Compliance and legal teams often escalate agreements when retention obligations for employee information are vague, overly broad, or disconnected from operational necessity. Additional scrutiny is common when vendors reserve indefinite storage rights for analytics, platform optimization, or historical reporting purposes without clear deletion procedures. Enterprise buyers increasingly expect HR technology providers to define retention timelines precisely because workforce data frequently carries heightened regulatory, employment, and reputational sensitivity.
HR platforms often manage information tied directly to employee records, payroll, benefits, performance management, and sensitive personnel workflows. As a result, retention practices can affect compliance obligations long after the operational relationship ends. Procurement and compliance teams therefore evaluate whether the agreement creates manageable governance controls around archival storage, backup environments, and downstream access by subprocessors or affiliates. Ambiguous retention rights frequently create approval friction because the long-term exposure may be difficult to monitor operationally.

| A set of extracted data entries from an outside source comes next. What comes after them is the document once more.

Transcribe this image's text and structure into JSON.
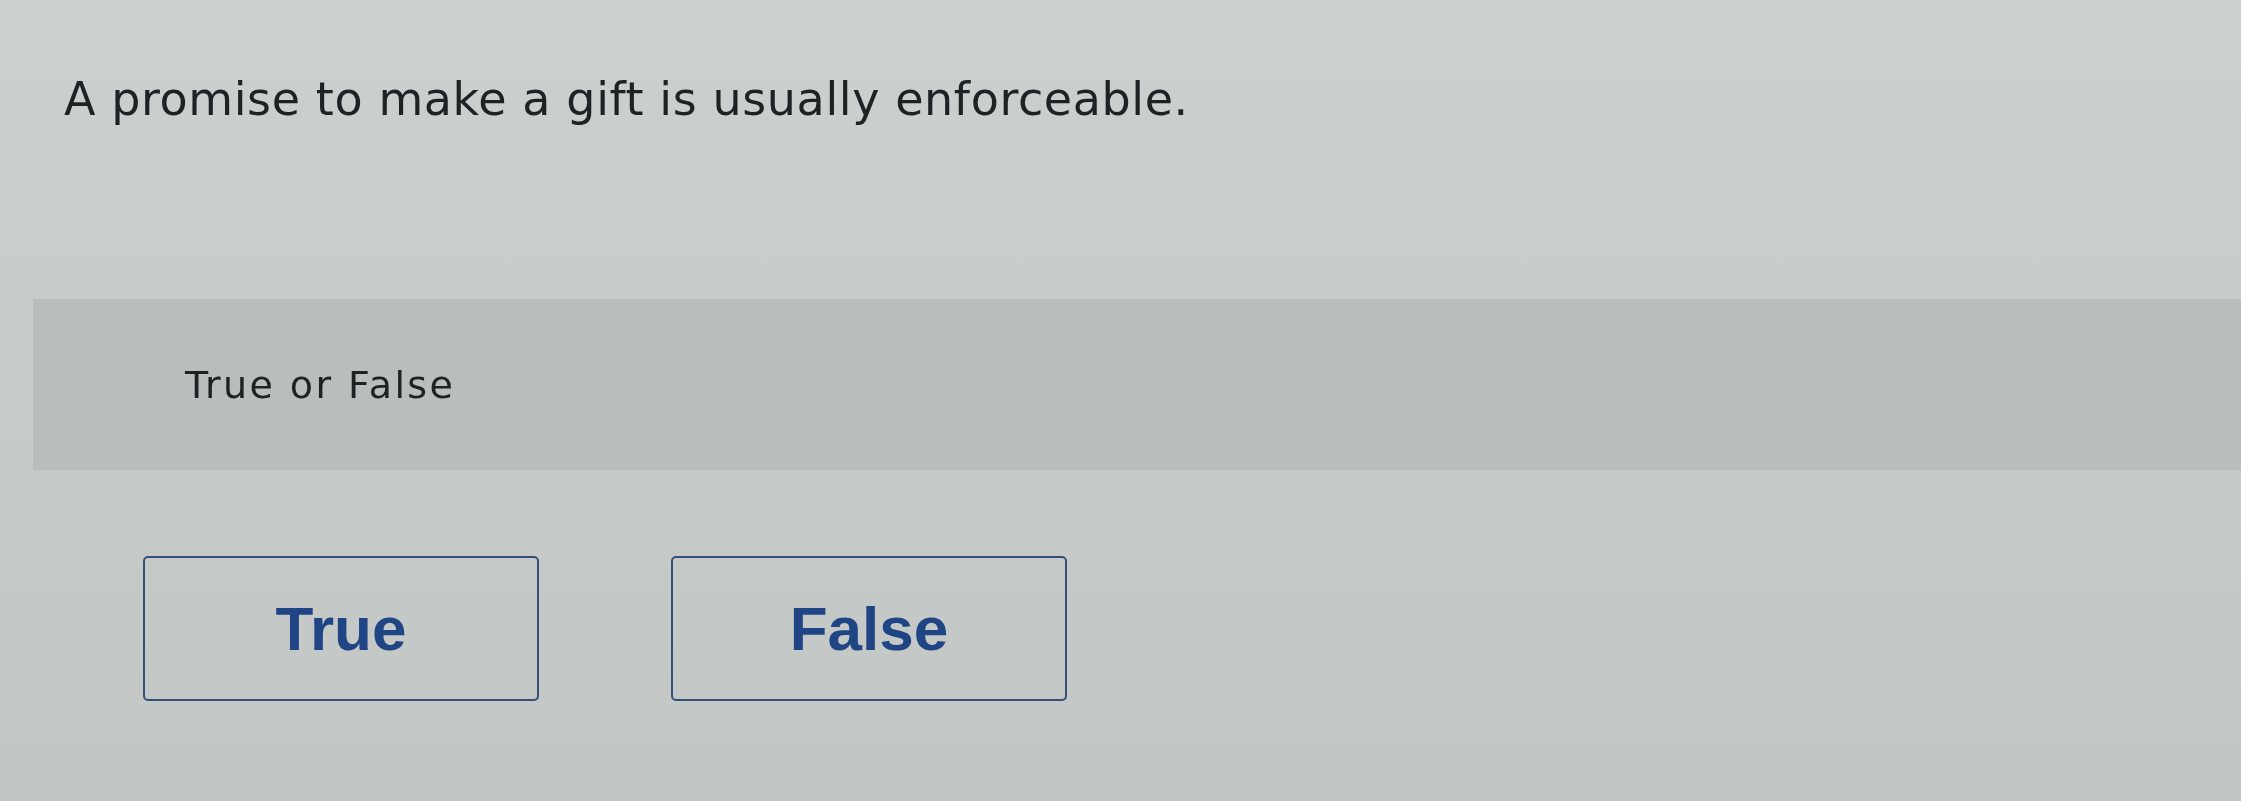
{
  "question": {
    "text": "A promise to make a gift is usually enforceable."
  },
  "answer_panel": {
    "prompt": "True or False"
  },
  "options": [
    {
      "label": "True",
      "selected": false
    },
    {
      "label": "False",
      "selected": false
    }
  ]
}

Agreements often attract additional scrutiny when vendors rely on broad “business purposes” language to justify extended retention periods or when deletion obligations exclude operationally significant systems and derivative datasets. Buyers also react cautiously to contracts that provide limited transparency around backup destruction timelines or reserve unilateral authority to modify retention practices after onboarding. Enterprise review standards increasingly favor narrowly scoped retention rights tied to defined operational and regulatory needs.
Compliance teams frequently treat retention provisions as indicators of broader governance maturity and operational discipline. Vendors generally build more confidence when agreements explain how employee data is retained, segregated, deleted, and audited across the service lifecycle. In contrast, inconsistent or heavily discretionary retention frameworks may signal that operational controls are not fully aligned with enterprise workforce governance expectations. These concerns often lead to extended legal review before procurement approval can proceed.